Fortunately, other writers are not suffering from the same malaise. Chris Gabbard has written a memoir about his son August who lived a life similar to Maggie's. August passed away at age 14 just a few months before Maggie. Chris, a college professor, wrote the book in a series of letter to his daughter, August's younger sister Clio, explaining all aspects of August's life.  It is basically a series of love letters to and about his children written by a college professor. Hence, it is both wonderfully personal and scholarly at the same time. The first chapter/letter is available on line. It gives an overview of the entire book and leaves us wanting to turn the page and read more. You can read the first chapter here:


.
Chris sent it to me the other day asking if I minded that Maggie was mentioned in the dedication.

Mind?
Uhhhh,,,,no.
Honored is more like it.

Chris never met Maggie; in fact Chris and I never met until recently. I knew Chris' wife Ilene when August was little and they lived in San Francisco, but I never met Chris until last summer. I have corresponded with him for a few years now because of our similar circumstances. (You may remember posts about his earlier article A Life Beyond Reason, Maggie World: A life Beyond Reason)

Though no two experiences are the same, I know from my own life how very honest and true this memoir is.  There were parts that made me teary and parts where I was vigorously nodding my head as I read.  The part about weary parents being pulled into the disability rights movement was especially powerful to me:

The point is not that medicine should stop trying to save people. Rather, the point is that society has to rethink what it means to be dependent. Because your brother’s situation made this relatively new, society-wide development apparent to us, your mother and I embraced a political struggle we had never thought much about or wanted to join, namely, the disability rights movement. We had no choice. When we went home from Loma Prieta with a significantly impaired baby, we had little idea what lay before us. We wondered if our son would live, and, if he did, how he would get by, and we of course wondered as well how our family would cope. Looking for assurance and a place of comfort, we found that the campaigners for disability rights never questioned whether your brother’s life was worth living. For them, it simply was. Because of this, we felt most at home among them. As a matter of necessity, their struggle became ours.

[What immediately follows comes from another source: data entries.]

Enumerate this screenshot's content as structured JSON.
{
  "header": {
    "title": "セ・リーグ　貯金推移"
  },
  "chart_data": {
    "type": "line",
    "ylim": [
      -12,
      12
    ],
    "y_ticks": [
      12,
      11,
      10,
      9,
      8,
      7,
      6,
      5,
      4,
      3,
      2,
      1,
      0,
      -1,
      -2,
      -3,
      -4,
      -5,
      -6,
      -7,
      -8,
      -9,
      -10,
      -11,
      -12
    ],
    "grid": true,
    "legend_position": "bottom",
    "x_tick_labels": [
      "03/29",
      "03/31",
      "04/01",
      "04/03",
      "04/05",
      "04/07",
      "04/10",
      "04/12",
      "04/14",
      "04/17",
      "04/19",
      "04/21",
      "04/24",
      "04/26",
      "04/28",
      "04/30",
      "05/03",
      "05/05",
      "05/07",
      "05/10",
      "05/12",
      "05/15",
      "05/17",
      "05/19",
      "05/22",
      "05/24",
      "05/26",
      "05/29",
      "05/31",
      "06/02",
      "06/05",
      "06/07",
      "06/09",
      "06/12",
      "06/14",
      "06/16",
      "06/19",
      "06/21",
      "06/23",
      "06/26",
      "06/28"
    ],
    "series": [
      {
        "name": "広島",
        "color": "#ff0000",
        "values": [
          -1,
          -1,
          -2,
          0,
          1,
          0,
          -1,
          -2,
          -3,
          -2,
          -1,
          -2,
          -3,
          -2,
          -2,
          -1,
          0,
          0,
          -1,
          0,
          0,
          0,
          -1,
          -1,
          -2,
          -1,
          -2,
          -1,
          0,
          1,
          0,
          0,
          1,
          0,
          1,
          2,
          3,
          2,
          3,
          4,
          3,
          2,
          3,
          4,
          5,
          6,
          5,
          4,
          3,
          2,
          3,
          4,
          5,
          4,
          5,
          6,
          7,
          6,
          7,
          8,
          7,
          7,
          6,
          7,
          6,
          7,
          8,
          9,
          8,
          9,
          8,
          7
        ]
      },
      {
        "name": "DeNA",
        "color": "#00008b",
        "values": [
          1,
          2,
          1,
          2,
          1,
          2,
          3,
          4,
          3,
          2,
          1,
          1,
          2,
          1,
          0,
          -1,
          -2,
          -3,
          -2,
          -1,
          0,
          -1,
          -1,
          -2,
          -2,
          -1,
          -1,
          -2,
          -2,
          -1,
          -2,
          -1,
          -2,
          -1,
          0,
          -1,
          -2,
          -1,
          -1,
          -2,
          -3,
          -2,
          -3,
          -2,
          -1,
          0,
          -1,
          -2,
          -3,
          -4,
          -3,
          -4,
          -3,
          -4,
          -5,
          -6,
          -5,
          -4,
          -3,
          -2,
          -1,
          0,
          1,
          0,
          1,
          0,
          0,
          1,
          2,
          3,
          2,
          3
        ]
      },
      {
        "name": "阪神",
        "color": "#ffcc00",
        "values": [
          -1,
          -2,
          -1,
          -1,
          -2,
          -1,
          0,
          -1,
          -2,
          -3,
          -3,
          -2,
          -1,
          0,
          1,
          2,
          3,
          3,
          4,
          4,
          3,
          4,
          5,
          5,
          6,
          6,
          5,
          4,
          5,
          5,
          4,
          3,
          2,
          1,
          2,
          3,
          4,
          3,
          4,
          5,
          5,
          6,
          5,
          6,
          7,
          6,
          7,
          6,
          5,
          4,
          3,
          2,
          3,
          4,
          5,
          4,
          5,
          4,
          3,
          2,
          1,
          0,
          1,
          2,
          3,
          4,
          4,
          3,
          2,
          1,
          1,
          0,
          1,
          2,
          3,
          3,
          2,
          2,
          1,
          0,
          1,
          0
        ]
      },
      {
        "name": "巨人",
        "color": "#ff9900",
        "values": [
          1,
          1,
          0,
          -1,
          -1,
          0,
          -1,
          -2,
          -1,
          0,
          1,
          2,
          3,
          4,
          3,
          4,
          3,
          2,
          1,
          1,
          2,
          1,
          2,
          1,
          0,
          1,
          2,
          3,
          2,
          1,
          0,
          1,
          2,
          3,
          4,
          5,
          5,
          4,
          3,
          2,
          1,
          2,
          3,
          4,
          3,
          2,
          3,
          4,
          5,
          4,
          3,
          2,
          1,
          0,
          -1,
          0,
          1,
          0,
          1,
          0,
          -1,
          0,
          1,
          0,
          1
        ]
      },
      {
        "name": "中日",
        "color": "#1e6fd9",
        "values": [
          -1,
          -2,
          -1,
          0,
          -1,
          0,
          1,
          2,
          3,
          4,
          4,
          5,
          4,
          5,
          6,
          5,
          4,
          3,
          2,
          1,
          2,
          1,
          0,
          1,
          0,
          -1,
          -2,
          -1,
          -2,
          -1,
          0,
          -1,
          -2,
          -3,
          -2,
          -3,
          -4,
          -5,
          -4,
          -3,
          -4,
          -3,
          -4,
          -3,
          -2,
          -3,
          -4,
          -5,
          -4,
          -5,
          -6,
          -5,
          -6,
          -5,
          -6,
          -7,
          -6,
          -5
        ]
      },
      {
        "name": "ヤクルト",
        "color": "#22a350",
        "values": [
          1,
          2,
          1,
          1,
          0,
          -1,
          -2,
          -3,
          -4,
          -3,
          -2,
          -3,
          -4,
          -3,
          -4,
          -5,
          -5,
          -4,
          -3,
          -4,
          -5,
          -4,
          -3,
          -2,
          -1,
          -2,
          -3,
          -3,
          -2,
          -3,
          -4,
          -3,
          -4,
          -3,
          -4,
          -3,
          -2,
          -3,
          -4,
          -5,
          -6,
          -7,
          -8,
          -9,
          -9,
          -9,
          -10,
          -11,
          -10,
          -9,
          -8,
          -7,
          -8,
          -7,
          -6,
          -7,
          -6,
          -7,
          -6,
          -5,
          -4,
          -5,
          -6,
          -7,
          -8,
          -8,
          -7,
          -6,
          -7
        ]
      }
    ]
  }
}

Chris Gabbard writes so very eloquently about all of the aspects of raising a child with disabilities. He takes the whole subject to a lofty new level.  And it inspires me to get back to writing.

Read the letter. It is long and delicious.

Here's the link again Twelve Things, Letter One.







Wednesday, February 18, 2015

Thank you all


I really don't know why the first anniversary of Maggie's passing was such a big thing, but it was. As the day approached, the world seemed to get heavier and heavier. But it was made lighter by so many of you. 

People are incredibly kind. We are very fortunate to have so much love and support in our lives. We've felt it not only this past year but always and again this week. We received so many cards and notes and texts and emails and calls and hugs this week. There were flowers delivered by a stranger, flowers left on my doorstep and flowers that arrived with visitors. Each gesture was a message telling us that Maggie is remembered and that people feel our loss. It really helps and I thank you all.

One friend happened over not knowing what day it was. He saw the flowers in my hand and asked the occasion. I told him and his eyes filled with tears. He said, "We all have our things. Everybody has something. But yours is a big one." And he gave me a tight hug. It was lovely. 

We do all have our things. 

And I thank you all for helping us with ours.